Joe Purdy, 7:15 p.m., Harvest Tent
A songwriter in the truest sense of the word, Joe Purdy, a Northwest Arkansas native, often plays as a solo artist. For his prime spot at the Harvest Tent, he employed The Giving Tree Band as his backing group for the night. That group, with banjo, pedal steel, fiddle and more, countrified and electrified his songs. Purdy looked happy to have a full band; the band looked as if they enjoyed adding heft to his songs.
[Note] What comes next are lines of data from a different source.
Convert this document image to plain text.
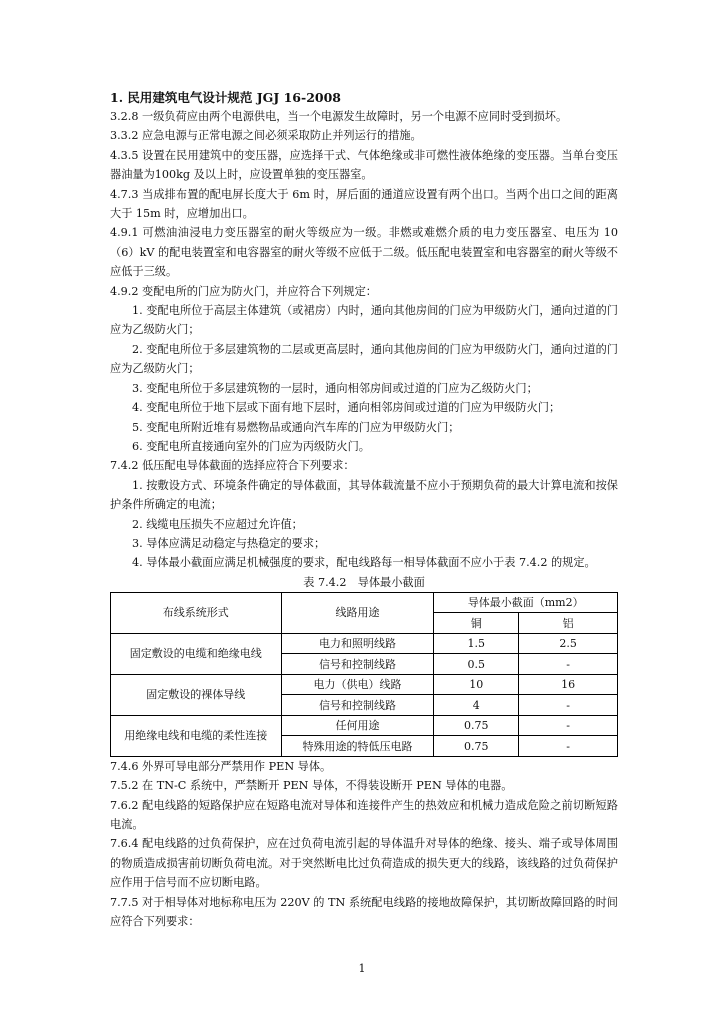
1. 民用建筑电气设计规范 JGJ 16-2008

3.2.8 一级负荷应由两个电源供电，当一个电源发生故障时，另一个电源不应同时受到损坏。

3.3.2 应急电源与正常电源之间必须采取防止并列运行的措施。

4.3.5 设置在民用建筑中的变压器，应选择干式、气体绝缘或非可燃性液体绝缘的变压器。当单台变压器油量为100kg 及以上时，应设置单独的变压器室。

4.7.3 当成排布置的配电屏长度大于 6m 时，屏后面的通道应设置有两个出口。当两个出口之间的距离大于 15m 时，应增加出口。

4.9.1 可燃油油浸电力变压器室的耐火等级应为一级。非燃或难燃介质的电力变压器室、电压为 10（6）kV 的配电装置室和电容器室的耐火等级不应低于二级。低压配电装置室和电容器室的耐火等级不应低于三级。

4.9.2 变配电所的门应为防火门，并应符合下列规定：

1. 变配电所位于高层主体建筑（或裙房）内时，通向其他房间的门应为甲级防火门，通向过道的门应为乙级防火门；

2. 变配电所位于多层建筑物的二层或更高层时，通向其他房间的门应为甲级防火门，通向过道的门应为乙级防火门；

3. 变配电所位于多层建筑物的一层时，通向相邻房间或过道的门应为乙级防火门；

4. 变配电所位于地下层或下面有地下层时，通向相邻房间或过道的门应为甲级防火门；

5. 变配电所附近堆有易燃物品或通向汽车库的门应为甲级防火门；

6. 变配电所直接通向室外的门应为丙级防火门。

7.4.2 低压配电导体截面的选择应符合下列要求：

1. 按敷设方式、环境条件确定的导体截面，其导体载流量不应小于预期负荷的最大计算电流和按保护条件所确定的电流；

2. 线缆电压损失不应超过允许值；

3. 导体应满足动稳定与热稳定的要求；

4. 导体最小截面应满足机械强度的要求，配电线路每一相导体截面不应小于表 7.4.2 的规定。

表 7.4.2　导体最小截面

布线系统形式	线路用途	导体最小截面（mm2）	
		铜	铝
固定敷设的电缆和绝缘电线	电力和照明线路	1.5	2.5
	信号和控制线路	0.5	-
固定敷设的裸体导线	电力（供电）线路	10	16
	信号和控制线路	4	-
用绝缘电线和电缆的柔性连接	任何用途	0.75	-
	特殊用途的特低压电路	0.75	-

7.4.6 外界可导电部分严禁用作 PEN 导体。

7.5.2 在 TN-C 系统中，严禁断开 PEN 导体，不得装设断开 PEN 导体的电器。

7.6.2 配电线路的短路保护应在短路电流对导体和连接件产生的热效应和机械力造成危险之前切断短路电流。

7.6.4 配电线路的过负荷保护，应在过负荷电流引起的导体温升对导体的绝缘、接头、端子或导体周围的物质造成损害前切断负荷电流。对于突然断电比过负荷造成的损失更大的线路，该线路的过负荷保护应作用于信号而不应切断电路。

7.7.5 对于相导体对地标称电压为 220V 的 TN 系统配电线路的接地故障保护，其切断故障回路的时间应符合下列要求：

1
Punch Brothers, 8:30 p.m., Main Stage
The Punch Brothers put on a clinic during their Main Stage set. It was a clinic in several fashions — they are fantastic musicians, and they deftly swung between old material, new material and covers that would give the crowd a charge. I enjoyed all three of the covers just as much as the material offered from the band’s excellent new album “Who’s Feeling Young Now.” The take on The Strokes’ “Reptilia” showed their speed and dexterity. The cover of Radiohead’s “Kid A” showed their imagination and willingness to try something ridiculous on their instruments. And the closing number, a reading on The Band’s “Ophelia” showed their reverence for Americana.
A great show, through and through.
Yonder Mountain String Band, 10:30 p.m., Main Stage
Yonder attracts a major following. This festival isn’t their only such event, as they are heavily involved in the Northwest String Summit in the Pacific Northwest. The crowds came out again for the group as they closed out the festivities on the main stage for the night. Their two-hour-plus set Thursday night will likely be their shortest of the festival, where they will play two more sets, one each remaining evening.
For the Thursday night festivities, Yonder brought out fiddle player Darol Anger, and they jammed with him throughout the night. They started quick and never relinquished. Among the many things Yonder deserves credit for is the energy they bring both to the festival in general and the stage show they present.
They’ll bring it back again tonight, as will dozens of other acts. Music has started again, although rain has hampered many of the events.